Peu importe l’infraction, tant pis s’il y a eu casse ou même mort d’homme, un « gourou » en infraction s’en sort toujours indemne des mailles de la police et même parfois de la Justice. Parce que tous les Burkinabè ont des droits mais certains en ont plus que d’autres et il y a ceux-là qui n’ont aucun devoir vis-à-vis des autres et à l’égard de nos institutions. On a beau clamer que nous sommes en République, mais c’est utopique ; on a beau prôner l’égalité et la justice, il suffit de regarder dans nos rues pour se rendre compte que dans les faits, on n’a pas les mêmes droits selon que l’on roule en V8 ou en bicyclette ou pire, selon que l’on est piéton.
Pour s’en rendre compte, il suffit de vouloir traverser à pied une avenue en marchant sur la bande blanche marquée au sol et réservée au piéton ; on vous écrasera sur la même bande blanche, parce que chez nous au Faso le piéton est un gênant larron, un suicidaire usager prioritaire, oublié ou relayé sur le bas-côté de nos routes. Sous d’autres cieux plus radieux, on marquera un arrêt pour laisser traverser un peloton de canetons et de canards boîteux. Là-bas, le feu tricolore est un dispositif sacré que l’on honore et le piéton n’est pas un « mouton » qu’on écrase.
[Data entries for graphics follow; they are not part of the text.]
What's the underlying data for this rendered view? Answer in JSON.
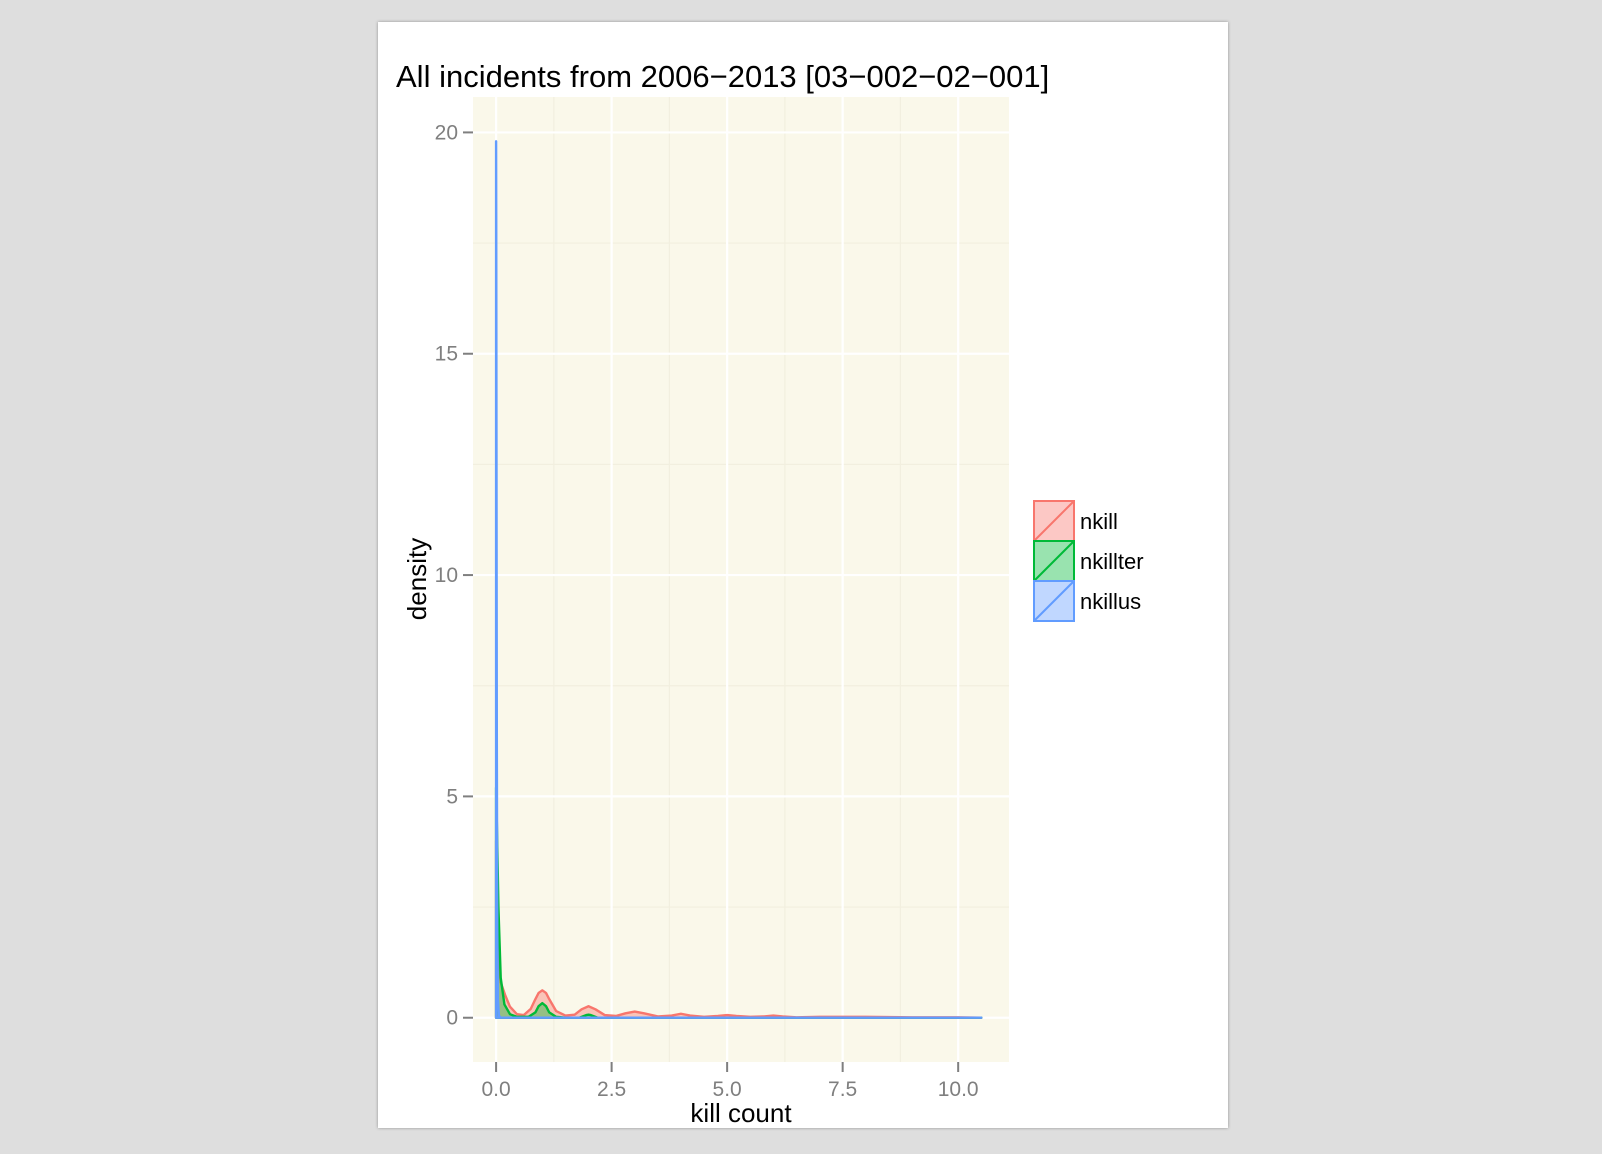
{
  "chart_data": {
    "type": "area",
    "title": "All incidents from 2006−2013 [03−002−02−001]",
    "xlabel": "kill count",
    "ylabel": "density",
    "xlim": [
      -0.5,
      11.1
    ],
    "ylim": [
      -1,
      20.8
    ],
    "x_ticks": [
      0.0,
      2.5,
      5.0,
      7.5,
      10.0
    ],
    "x_tick_labels": [
      "0.0",
      "2.5",
      "5.0",
      "7.5",
      "10.0"
    ],
    "y_ticks": [
      0,
      5,
      10,
      15,
      20
    ],
    "y_tick_labels": [
      "0",
      "5",
      "10",
      "15",
      "20"
    ],
    "grid": true,
    "panel_background": "#faf8ea",
    "legend_position": "right",
    "series": [
      {
        "name": "nkill",
        "color": "#f8766d",
        "fill": "rgba(248,118,109,0.4)",
        "x": [
          0,
          0.02,
          0.05,
          0.1,
          0.2,
          0.3,
          0.45,
          0.6,
          0.75,
          0.85,
          0.92,
          1.0,
          1.08,
          1.15,
          1.3,
          1.5,
          1.7,
          1.85,
          2.0,
          2.15,
          2.35,
          2.6,
          2.8,
          3.0,
          3.2,
          3.5,
          3.8,
          4.0,
          4.2,
          4.5,
          4.8,
          5.0,
          5.2,
          5.5,
          5.8,
          6.0,
          6.2,
          6.5,
          7.0,
          8.0,
          9.0,
          10.0,
          10.5
        ],
        "y": [
          4.0,
          3.0,
          1.5,
          0.8,
          0.5,
          0.25,
          0.08,
          0.06,
          0.2,
          0.42,
          0.56,
          0.62,
          0.56,
          0.42,
          0.15,
          0.05,
          0.07,
          0.19,
          0.26,
          0.19,
          0.06,
          0.04,
          0.1,
          0.14,
          0.1,
          0.03,
          0.05,
          0.09,
          0.05,
          0.02,
          0.04,
          0.06,
          0.04,
          0.02,
          0.03,
          0.05,
          0.03,
          0.01,
          0.02,
          0.02,
          0.01,
          0.01,
          0.0
        ]
      },
      {
        "name": "nkillter",
        "color": "#00ba38",
        "fill": "rgba(0,186,56,0.4)",
        "x": [
          0,
          0.02,
          0.05,
          0.1,
          0.18,
          0.3,
          0.45,
          0.7,
          0.85,
          0.92,
          1.0,
          1.08,
          1.15,
          1.3,
          1.5,
          1.8,
          1.95,
          2.0,
          2.05,
          2.2,
          2.5,
          3.0,
          4.0,
          6.0,
          8.0,
          10.0,
          10.5
        ],
        "y": [
          5.2,
          4.2,
          2.5,
          0.9,
          0.3,
          0.08,
          0.02,
          0.02,
          0.12,
          0.26,
          0.33,
          0.26,
          0.12,
          0.02,
          0.0,
          0.0,
          0.06,
          0.07,
          0.06,
          0.0,
          0.0,
          0.0,
          0.0,
          0.0,
          0.0,
          0.0,
          0.0
        ]
      },
      {
        "name": "nkillus",
        "color": "#619cff",
        "fill": "rgba(97,156,255,0.4)",
        "x": [
          0,
          0.003,
          0.008,
          0.015,
          0.025,
          0.04,
          0.06,
          0.1,
          0.5,
          1.0,
          2.0,
          5.0,
          10.0,
          10.5
        ],
        "y": [
          19.8,
          18.0,
          13.0,
          6.5,
          2.0,
          0.4,
          0.05,
          0.0,
          0.0,
          0.0,
          0.0,
          0.0,
          0.0,
          0.0
        ]
      }
    ]
  }
}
Là-bas, être en voiture ce n’est pas une fin en soi ; ce n’est pas un signe de supériorité mais une banalité qui relève de la nécessité. Finalement, il ne suffit pas de rouler en voiture ; il faut savoir mener sa vie à une allure raisonnable. Il ne suffit pas d’être au volant d’une V8 pour paraître plus important, il faut savoir se conduire soi-même dans la société. Parce que tout comme dans la voiture, dans la vie, il y a aussi un frein et un embrayage et une vitesse. A chacun sa pédale préférée, mais le meilleur levier reste la modération ou la pondération. Dommage que certains mènent leur vie comme s’active une boîte automatique. C’est pathétique ! On peut avoir une voiture et rester immature.